For the reasons stated, we affirm the judgment of the district court.

Before BOWMAN, BEAM, and MORRIS SHEPPARD ARNOLD, Circuit Judges.

. The Honorable Richard G. Kopf, United States District Judge for the District of Nebraska.






Rehearing

ORDER ON REHEARING

May 3, 1996

PER CURIAM.

Steven Joyner petitions for rehearing of his appeal. See Joyner v. Forney, 78 F.3d 1339 (8th Cir.1996). We have considered his arguments with respect to the discovery rule, see id. at 1341-42, and reject them.

With respect to the continuing treatment rule, see id. at 1342-43, Mr. Joyner asserts that we have misconstrued the Nebraska cases and that the continuing treatment rule includes no requirement that the course of -treatment itself be negligent. Mr. Joyner offers this argument despite the language of Frezell v. Iwersen, 231 Neb. 365, 436 N.W.2d 194, 198 (1989), that the “continuous treatment doctrine applies when there has been either a misdiagnosis upon which incorrect treatment is given or when there has been a continuing course of negligent treatment” (emphasis supplied), and the subsequent observation that the plaintiff in that ease did “not allege [that] the treatment after the surgery was negligent” (emphasis supplied).

It is true, as Mr. Joyner contends, that the cases he cites do not appear to require that the treatment that is part of the “continuing course,” id., be negligent. See Healy v. Langdon, 245 Neb. 1, 511 N.W.2d 498, 501 (1994); Tiwald v. Dewey, 221 Neb. 547, 378 N.W.2d 671, 673-74 (1985); Smith v. Dewey, 214 Neb. 605, 335 N.W.2d 530, 534 (1983); and Williams v. Elias, 140 Neb. 656, 1 N.W.2d 121, 124 (1941). We find it hard to reconcile this apparent disparity among the Nebraska cases, but we note that the emphasis in the cases cited by Mr. Joyner is on the issue of whether the “treatment” was a “continuing course,” rather than isolated acts that should, as a matter of law, be considered separately.
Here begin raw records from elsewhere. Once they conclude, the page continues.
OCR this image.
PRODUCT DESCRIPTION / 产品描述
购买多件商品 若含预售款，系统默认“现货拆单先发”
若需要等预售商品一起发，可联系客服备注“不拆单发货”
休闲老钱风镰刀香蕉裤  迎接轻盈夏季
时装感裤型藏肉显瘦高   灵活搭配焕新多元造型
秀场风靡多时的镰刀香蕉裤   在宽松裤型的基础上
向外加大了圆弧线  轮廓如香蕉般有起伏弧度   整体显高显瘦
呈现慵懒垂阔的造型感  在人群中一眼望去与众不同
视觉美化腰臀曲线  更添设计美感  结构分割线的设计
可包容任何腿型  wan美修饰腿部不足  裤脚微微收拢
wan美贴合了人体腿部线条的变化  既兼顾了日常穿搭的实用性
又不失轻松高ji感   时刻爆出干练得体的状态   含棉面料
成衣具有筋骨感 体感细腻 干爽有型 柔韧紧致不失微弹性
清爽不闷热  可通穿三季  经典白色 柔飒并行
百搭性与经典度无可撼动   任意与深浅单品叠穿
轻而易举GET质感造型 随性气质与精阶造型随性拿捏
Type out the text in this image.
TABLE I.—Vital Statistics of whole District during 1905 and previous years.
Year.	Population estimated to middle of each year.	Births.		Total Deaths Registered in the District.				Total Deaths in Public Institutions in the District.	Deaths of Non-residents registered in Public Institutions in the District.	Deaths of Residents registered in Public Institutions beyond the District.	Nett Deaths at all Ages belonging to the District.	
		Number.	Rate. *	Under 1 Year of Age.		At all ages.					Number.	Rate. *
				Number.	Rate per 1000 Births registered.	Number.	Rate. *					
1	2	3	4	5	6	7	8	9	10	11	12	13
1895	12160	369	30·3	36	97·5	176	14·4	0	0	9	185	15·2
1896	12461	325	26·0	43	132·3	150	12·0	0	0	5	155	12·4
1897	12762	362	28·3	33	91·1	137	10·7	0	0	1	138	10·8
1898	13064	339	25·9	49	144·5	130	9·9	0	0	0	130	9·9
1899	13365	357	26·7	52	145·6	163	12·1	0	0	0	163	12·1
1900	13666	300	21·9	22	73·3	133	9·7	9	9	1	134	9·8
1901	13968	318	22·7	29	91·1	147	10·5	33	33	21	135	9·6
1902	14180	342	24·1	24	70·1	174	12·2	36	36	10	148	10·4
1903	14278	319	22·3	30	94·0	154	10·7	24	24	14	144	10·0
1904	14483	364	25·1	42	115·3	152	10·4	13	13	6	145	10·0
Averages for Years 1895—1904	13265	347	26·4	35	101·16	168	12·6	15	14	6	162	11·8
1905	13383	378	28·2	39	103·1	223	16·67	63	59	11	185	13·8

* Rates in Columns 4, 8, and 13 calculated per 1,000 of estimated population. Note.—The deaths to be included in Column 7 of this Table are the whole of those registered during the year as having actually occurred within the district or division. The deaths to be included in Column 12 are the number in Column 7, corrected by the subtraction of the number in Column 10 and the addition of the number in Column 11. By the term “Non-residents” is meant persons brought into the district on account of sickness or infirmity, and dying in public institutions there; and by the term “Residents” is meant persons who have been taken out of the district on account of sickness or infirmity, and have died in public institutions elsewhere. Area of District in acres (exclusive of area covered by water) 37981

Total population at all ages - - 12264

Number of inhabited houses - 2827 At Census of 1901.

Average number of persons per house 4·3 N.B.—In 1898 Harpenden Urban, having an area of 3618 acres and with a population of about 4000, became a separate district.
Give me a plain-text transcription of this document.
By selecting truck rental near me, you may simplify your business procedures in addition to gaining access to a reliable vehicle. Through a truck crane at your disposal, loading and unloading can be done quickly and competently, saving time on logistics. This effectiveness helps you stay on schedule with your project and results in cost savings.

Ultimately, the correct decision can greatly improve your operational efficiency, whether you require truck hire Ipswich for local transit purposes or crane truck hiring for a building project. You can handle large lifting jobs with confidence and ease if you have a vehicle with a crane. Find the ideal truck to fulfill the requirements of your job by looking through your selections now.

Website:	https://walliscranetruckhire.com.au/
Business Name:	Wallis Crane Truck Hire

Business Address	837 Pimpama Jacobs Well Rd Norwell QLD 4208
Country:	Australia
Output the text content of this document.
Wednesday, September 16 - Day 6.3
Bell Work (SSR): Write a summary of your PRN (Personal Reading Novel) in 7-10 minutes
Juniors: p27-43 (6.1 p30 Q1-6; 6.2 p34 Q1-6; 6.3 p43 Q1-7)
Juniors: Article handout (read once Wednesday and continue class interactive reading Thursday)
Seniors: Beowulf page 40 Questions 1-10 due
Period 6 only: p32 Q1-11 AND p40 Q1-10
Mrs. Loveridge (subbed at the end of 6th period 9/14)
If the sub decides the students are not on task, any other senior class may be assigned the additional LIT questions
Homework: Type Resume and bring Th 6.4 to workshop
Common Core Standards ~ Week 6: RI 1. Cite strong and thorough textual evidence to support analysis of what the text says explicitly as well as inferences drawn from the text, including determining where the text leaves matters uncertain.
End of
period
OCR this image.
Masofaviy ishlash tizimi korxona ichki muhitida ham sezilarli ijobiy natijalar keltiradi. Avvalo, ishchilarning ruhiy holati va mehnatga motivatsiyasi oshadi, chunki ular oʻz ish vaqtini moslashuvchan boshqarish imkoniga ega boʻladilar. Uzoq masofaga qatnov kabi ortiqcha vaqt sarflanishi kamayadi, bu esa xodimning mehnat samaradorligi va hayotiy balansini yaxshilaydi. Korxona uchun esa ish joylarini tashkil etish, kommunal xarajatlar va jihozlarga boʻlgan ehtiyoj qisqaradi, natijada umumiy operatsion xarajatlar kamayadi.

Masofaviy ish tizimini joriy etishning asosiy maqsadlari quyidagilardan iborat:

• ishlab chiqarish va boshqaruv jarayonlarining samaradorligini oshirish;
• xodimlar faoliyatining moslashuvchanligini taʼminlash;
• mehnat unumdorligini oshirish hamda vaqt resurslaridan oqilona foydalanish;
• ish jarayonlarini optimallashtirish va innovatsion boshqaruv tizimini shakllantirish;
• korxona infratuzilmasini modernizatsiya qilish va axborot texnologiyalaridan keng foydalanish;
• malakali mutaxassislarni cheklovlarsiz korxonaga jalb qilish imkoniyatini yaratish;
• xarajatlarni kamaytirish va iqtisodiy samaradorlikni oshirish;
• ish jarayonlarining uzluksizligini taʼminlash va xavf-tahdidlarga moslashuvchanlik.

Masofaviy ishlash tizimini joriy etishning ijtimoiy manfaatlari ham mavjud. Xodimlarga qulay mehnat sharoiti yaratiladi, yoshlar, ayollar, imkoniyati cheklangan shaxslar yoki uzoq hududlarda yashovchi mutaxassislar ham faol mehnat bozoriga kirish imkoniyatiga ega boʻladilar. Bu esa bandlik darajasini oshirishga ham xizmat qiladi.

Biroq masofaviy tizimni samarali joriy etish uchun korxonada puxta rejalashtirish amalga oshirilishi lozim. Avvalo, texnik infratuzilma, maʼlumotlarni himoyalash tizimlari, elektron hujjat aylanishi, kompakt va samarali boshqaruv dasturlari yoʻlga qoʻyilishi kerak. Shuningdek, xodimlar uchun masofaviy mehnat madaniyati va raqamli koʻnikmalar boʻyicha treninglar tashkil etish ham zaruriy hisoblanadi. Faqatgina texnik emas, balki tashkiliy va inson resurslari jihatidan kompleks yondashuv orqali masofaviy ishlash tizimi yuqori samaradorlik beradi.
In other words, the discussion was not about whether the treatment in question was itself negligent but, instead, about whether all of the defendant’s acts should be considered as an indivisible whole. See Tiwald, 378 N.W.2d at 673-74; Smith, 335 N.W.2d at 533-34; and Williams, 1 N.W.2d at 124.

Even assuming, however, that Mr. Joyner’s characterization of the Nebraska continuing treatment rule is correct, that characterization does him no good. That is because he denies that the one-year waiting period considered reasonable by his own expert was “treatment.” Because of that denial, the limitations period for his lawsuit had to begin running as of his second surgery, which occurred more than two years, see Neb.Rev.Stat. § 44-2828, before he filed his lawsuit.

In his petition for rehearing, Mr. Joyner contends that the defendants’ negligence was in their failure to “treat” him after his second surgery, ie., their failure to require him to return to their office at some point so that they could re-examine him. Mr. Joyner did not make that argument in his appeal brief, however, so we decline to consider it at this point.

For the reasons given, therefore, we deny Mr. Joyner’s petition for rehearing.